Action Against Hunger, Médecins Sans Frontières and Save the Children are among more than 10 NGOs and aid agencies now providing mental health support to refugees in Cox’s Bazar. Their efforts, supported by the Bangladeshi government, have so far enabled almost 350,000 people to receive counselling. But men are less likely than women to put themselves forward for help.
“A lot of men, because of cultural bias, are not able to express their fears,” says Farhana Rahman Eshita, Action Against Hunger’s mental health programme co-ordinator “They feel shy or shameful to say they are feeling low. So we thought there should be specific male groups – with adolescents having separate groups – on stress management, to help them to heal and cope better with the situation.”
With the scale and speed of the influx of Rohingya refugees since August, Eshita, a clinical psychologist who counselled survivors of the Rana Plaza factory collapse in the Bangladeshi capital, Dhaka, in 2013, said agencies had to move quickly to introduce trauma counselling.
By September, her organisation had hired about 30 extra staff and was providing emergency support for women, men and children in the area. More than 20,000 boys and men have since undertaken counselling.
Eshita says that as well as the violence that men have experienced or seen, other major triggers for male anxiety and depression have included the need to adapt to a new environment, not having a job, and not knowing how they will survive and support their families.
That worry has been shown to translate into violence, often against wives and children. Eshita says that, for some Rohingya men, beating their wives “is normal to them, like eating and sleeping”. Stressful situations only exacerbate this tendency, but counselling provides an opportunity to discourage it, she said.
Young men attending stress management sessions with Hosen and his team at Balakuli camp meet in groups of 12 to 14 people, two or three times, to share their experiences and learn coping techniques. These include breathing exercises for when they feel anger.
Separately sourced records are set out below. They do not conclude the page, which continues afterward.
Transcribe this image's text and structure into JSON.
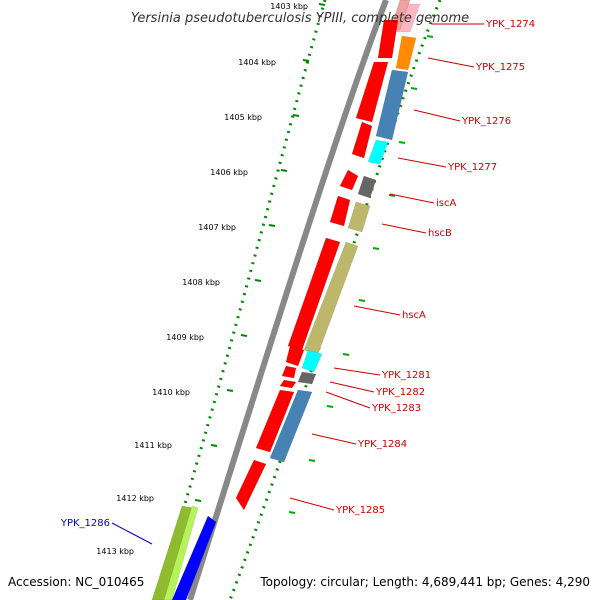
{
  "title": "Yersinia pseudotuberculosis YPIII, complete genome",
  "accession_text": "Accession: NC_010465",
  "summary_text": "Topology: circular; Length: 4,689,441 bp; Genes: 4,290",
  "colors": {
    "forward_strand": "#ff0000",
    "backbone": "#888888",
    "dotted_ruler": "#008800",
    "ticks_inner": "#00aa00",
    "label_forward": "#cc0000",
    "label_reverse": "#0000cc",
    "cds_blue": "#4682b4",
    "cds_cyan": "#00ffff",
    "cds_orange": "#ff8c00",
    "cds_gray": "#666666",
    "cds_khaki": "#bdb76b",
    "cds_pink": "#ffb6c1",
    "cds_olive": "#8fbc2f",
    "cds_lime": "#b6f25c",
    "cds_deepblue": "#0000ff"
  },
  "ticks": [
    {
      "label": "1403 kbp"
    },
    {
      "label": "1404 kbp"
    },
    {
      "label": "1405 kbp"
    },
    {
      "label": "1406 kbp"
    },
    {
      "label": "1407 kbp"
    },
    {
      "label": "1408 kbp"
    },
    {
      "label": "1409 kbp"
    },
    {
      "label": "1410 kbp"
    },
    {
      "label": "1411 kbp"
    },
    {
      "label": "1412 kbp"
    },
    {
      "label": "1413 kbp"
    }
  ],
  "genes": [
    {
      "name": "YPK_1274",
      "color": "#cc0000"
    },
    {
      "name": "YPK_1275",
      "color": "#cc0000"
    },
    {
      "name": "YPK_1276",
      "color": "#cc0000"
    },
    {
      "name": "YPK_1277",
      "color": "#cc0000"
    },
    {
      "name": "iscA",
      "color": "#cc0000"
    },
    {
      "name": "hscB",
      "color": "#cc0000"
    },
    {
      "name": "hscA",
      "color": "#cc0000"
    },
    {
      "name": "YPK_1281",
      "color": "#cc0000"
    },
    {
      "name": "YPK_1282",
      "color": "#cc0000"
    },
    {
      "name": "YPK_1283",
      "color": "#cc0000"
    },
    {
      "name": "YPK_1284",
      "color": "#cc0000"
    },
    {
      "name": "YPK_1285",
      "color": "#cc0000"
    },
    {
      "name": "YPK_1286",
      "color": "#0000cc"
    }
  ]
}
Hosen said he encouraged men to continue meeting and supporting one another after the initial sessions. He also watches out for those who require more intense support and will recommend them for one-to-one counselling with a psychologist if required.
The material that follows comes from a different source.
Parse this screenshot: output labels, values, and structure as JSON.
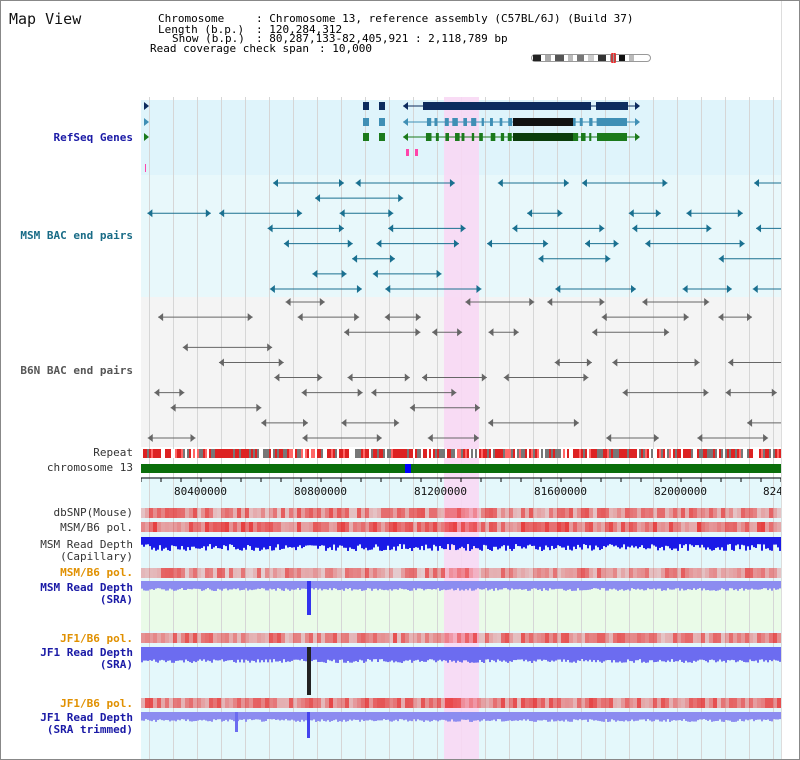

Gora Mia, 12, will be among those recommended for further support. Gora was found in a pool of blood, with a machete blow to the back of his neck, after the Myanmar military raided his village in Buthidaung last September. He had become separated from his mother and two sisters. Someone picked him up and took him across the border, and he was admitted to a hospital in Chittagong, about 180km from Cox’s Bazar, where he underwent two months of treatment.
He is now in Balakuli camp, after being reunited with his mother, Hasina Begum. She says Gora is very angry. “He keeps asking me, ‘Why did you leave me, why did other people bring me here?’”
She says Gora can’t understand why he was hurt or why he came to Bangladesh alone. “He’s angry about the whole situation, but he doesn’t know how to express it, so he cries,” she says. “I feel helpless.”
Begum doesn’t know where her husband is or how she will support herself, Gora and her daughters, one of whom has a disability.
Because of his injuries, it’s a struggle for Gora to hold his head up, and he has limited movement in his right arm. He received some treatment in Cox’s Bazar but needs more specialist care.
“I wish I could walk like before, and feel healthy,” he says beneath the tarpaulin tent, dressed in a lungi and red Twenty20 cricket top.
Biplop, whose grey T-shirt is emblazoned with the word “RAW”, perhaps reflecting his internal anguish, said talking about his experiences in the therapy sessions, and with friends, had helped. He says he feels “a little bit lighter” after having the chance to share his story.
“I understand that I can’t expect a happy free life in Bangladesh because I’m not a Bangladeshi citizen,” he said. “I think if I can go back home and things calm down and life becomes like before, maybe I have a chance to live a happy life like other people do.”